Do you need a permit to build a shed on your property?

On Behalf of | Mar 5, 2021 | Construction Law |

If you’ve decided that a shed is the perfect addition to your existing property in Texas, you likely want to purchase the materials and get the construction underway. Unfortunately, it’s not that simple. You may need to apply for a building permit with your local Austin code office.

Why do you need a permit?

Local laws determine whether you need a permit to begin construction. You will likely need a permit to build your shed if it falls into one or more of the following categories:

  • Is over 200 square feet
  • Has plumbing
  • Is over 15 feet tall
  • Is attached to your home
  • Is built on a floodplain
  • Is more than one story high

It may be frustrating at first to learn that you need to obtain a building permit before you can have a shed installed. However, the permitting process is established to ensure that all new buildings constructed on a property are safe for the property owners, their guests and their neighbors. In addition, the permitting process will allow you to define your shed construction specifications so that you can have them all planned out before the construction phase starts.

Setbacks and easements

Before you can construct a shed or have a prefabricated one delivered, you need to have a designated spot on your property where it’s going to go. A setback is a specified space between your property line and the area in which a new building may be constructed. Setbacks vary depending on the specific type of zoning that your property has.

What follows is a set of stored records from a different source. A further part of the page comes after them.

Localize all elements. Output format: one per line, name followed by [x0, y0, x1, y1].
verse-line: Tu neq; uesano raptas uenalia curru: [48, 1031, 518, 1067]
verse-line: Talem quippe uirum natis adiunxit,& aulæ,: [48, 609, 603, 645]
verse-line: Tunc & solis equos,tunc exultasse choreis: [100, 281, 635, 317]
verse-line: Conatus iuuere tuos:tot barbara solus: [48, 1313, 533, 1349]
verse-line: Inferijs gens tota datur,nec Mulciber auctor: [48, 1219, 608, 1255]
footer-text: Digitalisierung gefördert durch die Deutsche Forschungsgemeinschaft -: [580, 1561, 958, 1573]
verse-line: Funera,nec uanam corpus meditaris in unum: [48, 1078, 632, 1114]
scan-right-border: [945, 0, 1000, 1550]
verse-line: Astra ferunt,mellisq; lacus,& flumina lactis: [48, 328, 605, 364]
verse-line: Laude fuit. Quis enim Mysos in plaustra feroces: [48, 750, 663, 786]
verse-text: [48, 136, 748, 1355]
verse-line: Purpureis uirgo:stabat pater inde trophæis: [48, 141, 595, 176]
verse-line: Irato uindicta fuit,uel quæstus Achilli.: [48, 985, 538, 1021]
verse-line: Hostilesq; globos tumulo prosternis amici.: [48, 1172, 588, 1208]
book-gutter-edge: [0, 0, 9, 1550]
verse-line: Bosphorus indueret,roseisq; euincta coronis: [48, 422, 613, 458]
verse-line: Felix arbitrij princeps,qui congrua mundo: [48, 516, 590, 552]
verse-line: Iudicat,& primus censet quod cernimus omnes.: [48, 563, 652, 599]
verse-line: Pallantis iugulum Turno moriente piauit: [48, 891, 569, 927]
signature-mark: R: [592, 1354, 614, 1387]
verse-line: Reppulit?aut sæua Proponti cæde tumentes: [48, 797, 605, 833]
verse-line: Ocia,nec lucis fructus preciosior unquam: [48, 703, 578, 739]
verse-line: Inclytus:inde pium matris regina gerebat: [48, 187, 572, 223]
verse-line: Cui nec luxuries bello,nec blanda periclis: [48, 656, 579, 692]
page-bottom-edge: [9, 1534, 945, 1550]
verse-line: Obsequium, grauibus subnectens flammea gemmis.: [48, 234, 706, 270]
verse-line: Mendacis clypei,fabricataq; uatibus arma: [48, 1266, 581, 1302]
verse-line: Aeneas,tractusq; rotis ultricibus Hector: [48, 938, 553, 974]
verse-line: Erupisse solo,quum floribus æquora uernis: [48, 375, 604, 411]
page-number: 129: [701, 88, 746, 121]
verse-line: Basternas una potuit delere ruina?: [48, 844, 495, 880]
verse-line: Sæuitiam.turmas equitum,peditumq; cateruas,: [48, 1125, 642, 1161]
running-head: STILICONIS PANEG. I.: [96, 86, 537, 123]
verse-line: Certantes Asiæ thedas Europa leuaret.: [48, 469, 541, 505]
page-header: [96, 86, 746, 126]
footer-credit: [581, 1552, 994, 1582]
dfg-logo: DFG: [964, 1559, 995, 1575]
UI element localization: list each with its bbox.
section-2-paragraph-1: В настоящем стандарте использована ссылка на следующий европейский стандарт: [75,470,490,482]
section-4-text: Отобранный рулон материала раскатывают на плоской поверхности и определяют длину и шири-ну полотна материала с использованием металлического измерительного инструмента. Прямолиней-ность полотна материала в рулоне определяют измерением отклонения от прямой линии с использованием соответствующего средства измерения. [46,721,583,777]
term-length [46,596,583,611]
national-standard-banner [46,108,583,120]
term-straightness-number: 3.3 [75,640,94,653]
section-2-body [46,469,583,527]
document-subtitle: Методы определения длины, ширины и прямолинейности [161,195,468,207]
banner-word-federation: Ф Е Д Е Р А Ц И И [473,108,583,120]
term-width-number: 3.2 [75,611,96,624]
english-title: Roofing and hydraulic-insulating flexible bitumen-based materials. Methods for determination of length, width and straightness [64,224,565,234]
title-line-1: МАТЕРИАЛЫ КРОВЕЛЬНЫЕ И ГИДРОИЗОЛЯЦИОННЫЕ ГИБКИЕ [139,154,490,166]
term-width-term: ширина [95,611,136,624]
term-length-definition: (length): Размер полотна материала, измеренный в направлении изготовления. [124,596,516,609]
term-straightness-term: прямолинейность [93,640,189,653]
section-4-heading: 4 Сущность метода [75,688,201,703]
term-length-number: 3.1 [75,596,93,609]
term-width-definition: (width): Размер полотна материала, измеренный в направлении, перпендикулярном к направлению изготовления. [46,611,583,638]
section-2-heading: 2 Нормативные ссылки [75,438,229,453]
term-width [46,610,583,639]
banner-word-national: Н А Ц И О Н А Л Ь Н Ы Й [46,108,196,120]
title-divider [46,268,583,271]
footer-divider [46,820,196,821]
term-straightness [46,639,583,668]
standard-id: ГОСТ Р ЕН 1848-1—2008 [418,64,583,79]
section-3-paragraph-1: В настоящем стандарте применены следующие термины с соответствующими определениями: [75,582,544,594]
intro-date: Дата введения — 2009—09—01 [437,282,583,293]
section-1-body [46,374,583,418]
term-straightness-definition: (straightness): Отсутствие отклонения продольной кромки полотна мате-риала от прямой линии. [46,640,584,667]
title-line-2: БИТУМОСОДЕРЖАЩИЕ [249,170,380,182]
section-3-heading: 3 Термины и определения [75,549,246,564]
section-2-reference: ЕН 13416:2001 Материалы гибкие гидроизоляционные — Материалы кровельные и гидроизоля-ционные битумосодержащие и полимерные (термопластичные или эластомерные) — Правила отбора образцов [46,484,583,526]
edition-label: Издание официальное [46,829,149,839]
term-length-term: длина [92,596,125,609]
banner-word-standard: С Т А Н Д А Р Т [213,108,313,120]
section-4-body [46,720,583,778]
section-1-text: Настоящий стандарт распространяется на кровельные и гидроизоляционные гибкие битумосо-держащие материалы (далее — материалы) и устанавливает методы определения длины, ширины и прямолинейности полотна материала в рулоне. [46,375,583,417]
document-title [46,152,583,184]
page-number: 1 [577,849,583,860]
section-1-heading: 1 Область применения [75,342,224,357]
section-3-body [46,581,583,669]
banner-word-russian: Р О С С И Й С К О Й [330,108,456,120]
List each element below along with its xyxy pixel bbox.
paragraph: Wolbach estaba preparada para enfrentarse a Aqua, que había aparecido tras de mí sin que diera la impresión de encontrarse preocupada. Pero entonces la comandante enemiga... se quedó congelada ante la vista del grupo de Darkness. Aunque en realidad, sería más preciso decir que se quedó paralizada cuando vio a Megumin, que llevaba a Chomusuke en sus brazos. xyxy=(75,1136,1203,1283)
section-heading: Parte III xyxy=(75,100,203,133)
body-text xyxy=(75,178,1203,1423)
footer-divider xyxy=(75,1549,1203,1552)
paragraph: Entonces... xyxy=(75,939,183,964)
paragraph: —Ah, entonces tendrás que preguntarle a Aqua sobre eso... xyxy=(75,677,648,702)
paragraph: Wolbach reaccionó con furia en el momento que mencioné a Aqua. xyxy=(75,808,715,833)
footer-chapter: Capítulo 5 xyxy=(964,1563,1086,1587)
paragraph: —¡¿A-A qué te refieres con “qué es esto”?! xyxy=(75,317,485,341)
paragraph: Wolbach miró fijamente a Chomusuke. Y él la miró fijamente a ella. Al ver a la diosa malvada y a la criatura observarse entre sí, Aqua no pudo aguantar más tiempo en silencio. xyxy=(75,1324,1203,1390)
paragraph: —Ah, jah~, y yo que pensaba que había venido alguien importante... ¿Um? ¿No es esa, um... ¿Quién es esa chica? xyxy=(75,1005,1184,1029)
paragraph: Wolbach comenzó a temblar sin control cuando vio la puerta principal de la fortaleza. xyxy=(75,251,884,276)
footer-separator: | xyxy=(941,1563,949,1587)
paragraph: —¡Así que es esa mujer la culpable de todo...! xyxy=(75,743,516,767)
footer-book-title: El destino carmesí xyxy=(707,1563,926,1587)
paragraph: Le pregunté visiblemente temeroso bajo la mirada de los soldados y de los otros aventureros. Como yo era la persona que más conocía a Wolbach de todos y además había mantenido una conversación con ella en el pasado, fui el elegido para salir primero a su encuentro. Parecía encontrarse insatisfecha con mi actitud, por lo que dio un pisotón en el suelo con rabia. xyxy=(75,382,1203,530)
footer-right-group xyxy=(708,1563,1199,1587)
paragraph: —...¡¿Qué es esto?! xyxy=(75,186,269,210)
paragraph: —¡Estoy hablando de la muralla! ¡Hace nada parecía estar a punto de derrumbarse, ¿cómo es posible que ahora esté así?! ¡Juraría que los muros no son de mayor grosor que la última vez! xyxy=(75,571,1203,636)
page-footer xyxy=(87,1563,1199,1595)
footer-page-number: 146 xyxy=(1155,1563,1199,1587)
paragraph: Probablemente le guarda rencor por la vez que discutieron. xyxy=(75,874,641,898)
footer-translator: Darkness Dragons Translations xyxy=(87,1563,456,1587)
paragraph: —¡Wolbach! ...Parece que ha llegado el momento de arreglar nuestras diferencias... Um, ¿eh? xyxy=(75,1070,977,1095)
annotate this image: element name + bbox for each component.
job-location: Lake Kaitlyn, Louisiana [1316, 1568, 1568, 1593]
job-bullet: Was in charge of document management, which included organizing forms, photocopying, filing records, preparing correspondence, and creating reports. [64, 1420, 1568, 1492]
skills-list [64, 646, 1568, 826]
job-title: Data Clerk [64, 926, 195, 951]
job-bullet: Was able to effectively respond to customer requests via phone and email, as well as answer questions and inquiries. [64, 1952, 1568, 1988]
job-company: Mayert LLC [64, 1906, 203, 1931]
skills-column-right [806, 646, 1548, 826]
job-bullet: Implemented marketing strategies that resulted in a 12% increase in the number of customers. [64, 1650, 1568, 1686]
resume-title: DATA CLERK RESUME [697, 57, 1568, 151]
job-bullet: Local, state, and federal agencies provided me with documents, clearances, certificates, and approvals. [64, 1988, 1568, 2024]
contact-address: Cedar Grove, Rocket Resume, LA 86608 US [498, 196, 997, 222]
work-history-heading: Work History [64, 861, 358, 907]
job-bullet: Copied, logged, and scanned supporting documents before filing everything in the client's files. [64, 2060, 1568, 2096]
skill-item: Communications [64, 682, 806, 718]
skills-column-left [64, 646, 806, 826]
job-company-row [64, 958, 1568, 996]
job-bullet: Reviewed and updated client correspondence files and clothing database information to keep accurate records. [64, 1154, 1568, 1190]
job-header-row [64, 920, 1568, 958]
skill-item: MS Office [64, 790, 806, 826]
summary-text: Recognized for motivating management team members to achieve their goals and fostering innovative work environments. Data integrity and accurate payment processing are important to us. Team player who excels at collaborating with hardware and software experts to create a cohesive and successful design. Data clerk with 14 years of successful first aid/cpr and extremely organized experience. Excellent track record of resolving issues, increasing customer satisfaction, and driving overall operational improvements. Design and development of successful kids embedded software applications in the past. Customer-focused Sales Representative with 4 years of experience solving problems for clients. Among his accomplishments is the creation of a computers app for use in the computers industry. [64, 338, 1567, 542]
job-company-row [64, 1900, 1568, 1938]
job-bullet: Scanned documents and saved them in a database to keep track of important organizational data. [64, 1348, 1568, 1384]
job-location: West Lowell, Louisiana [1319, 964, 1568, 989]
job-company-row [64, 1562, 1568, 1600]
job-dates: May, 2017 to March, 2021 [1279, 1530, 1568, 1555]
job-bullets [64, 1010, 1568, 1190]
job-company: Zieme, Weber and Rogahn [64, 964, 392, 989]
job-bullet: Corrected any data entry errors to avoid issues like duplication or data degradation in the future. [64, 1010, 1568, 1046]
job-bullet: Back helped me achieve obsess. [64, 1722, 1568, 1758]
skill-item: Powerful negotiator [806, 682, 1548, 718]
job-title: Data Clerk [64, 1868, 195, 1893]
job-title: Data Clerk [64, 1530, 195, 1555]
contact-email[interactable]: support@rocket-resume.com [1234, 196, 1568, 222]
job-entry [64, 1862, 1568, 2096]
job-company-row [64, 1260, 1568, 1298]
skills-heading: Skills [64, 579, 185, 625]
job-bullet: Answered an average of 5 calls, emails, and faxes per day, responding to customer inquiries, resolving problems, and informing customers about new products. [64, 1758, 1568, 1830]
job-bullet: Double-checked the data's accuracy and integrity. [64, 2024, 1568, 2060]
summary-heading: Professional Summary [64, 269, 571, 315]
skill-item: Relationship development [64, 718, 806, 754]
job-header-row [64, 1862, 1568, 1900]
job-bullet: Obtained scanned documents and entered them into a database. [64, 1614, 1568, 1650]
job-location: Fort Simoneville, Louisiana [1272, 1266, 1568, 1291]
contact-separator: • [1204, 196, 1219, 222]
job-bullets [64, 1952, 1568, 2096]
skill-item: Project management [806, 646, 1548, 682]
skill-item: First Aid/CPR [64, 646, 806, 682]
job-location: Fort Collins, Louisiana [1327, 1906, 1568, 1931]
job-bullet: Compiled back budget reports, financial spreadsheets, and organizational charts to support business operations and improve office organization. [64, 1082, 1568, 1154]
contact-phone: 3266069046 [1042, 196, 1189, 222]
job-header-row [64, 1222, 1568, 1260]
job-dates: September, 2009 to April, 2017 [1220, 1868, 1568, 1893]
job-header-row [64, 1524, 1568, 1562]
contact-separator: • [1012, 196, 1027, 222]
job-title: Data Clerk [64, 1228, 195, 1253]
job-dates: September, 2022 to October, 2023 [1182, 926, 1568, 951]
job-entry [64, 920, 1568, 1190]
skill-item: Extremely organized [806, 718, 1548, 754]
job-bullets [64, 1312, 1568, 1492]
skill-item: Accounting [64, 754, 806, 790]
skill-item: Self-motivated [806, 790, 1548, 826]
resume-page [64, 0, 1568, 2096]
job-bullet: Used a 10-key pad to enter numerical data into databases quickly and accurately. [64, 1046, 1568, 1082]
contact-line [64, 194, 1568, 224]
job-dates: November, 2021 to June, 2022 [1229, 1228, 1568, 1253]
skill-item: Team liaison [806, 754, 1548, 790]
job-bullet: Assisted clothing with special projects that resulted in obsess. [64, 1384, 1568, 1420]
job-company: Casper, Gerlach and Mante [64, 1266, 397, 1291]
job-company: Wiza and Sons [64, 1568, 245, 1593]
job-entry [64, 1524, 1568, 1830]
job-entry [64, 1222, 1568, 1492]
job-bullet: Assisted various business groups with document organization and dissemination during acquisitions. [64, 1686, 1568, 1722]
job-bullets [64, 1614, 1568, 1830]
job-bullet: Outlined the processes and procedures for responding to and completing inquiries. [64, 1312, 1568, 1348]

An easement is a determined space on your property that can be used by the government or a specified neighbor. You may not construct a shed in the area of an easement or a setback. It’s vital to figure out if your property has an easement or not and what the setbacks are.

If you’re thinking about installing a shed at your property, you need to figure out if you need a permit first. You don’t want to install the shed and have to remove it due to the lack of a proper permit or not following setback or easement guidelines. If you’re a little fuzzy on construction law in your area, then be sure to consult a licensed construction law attorney to get the help that you need.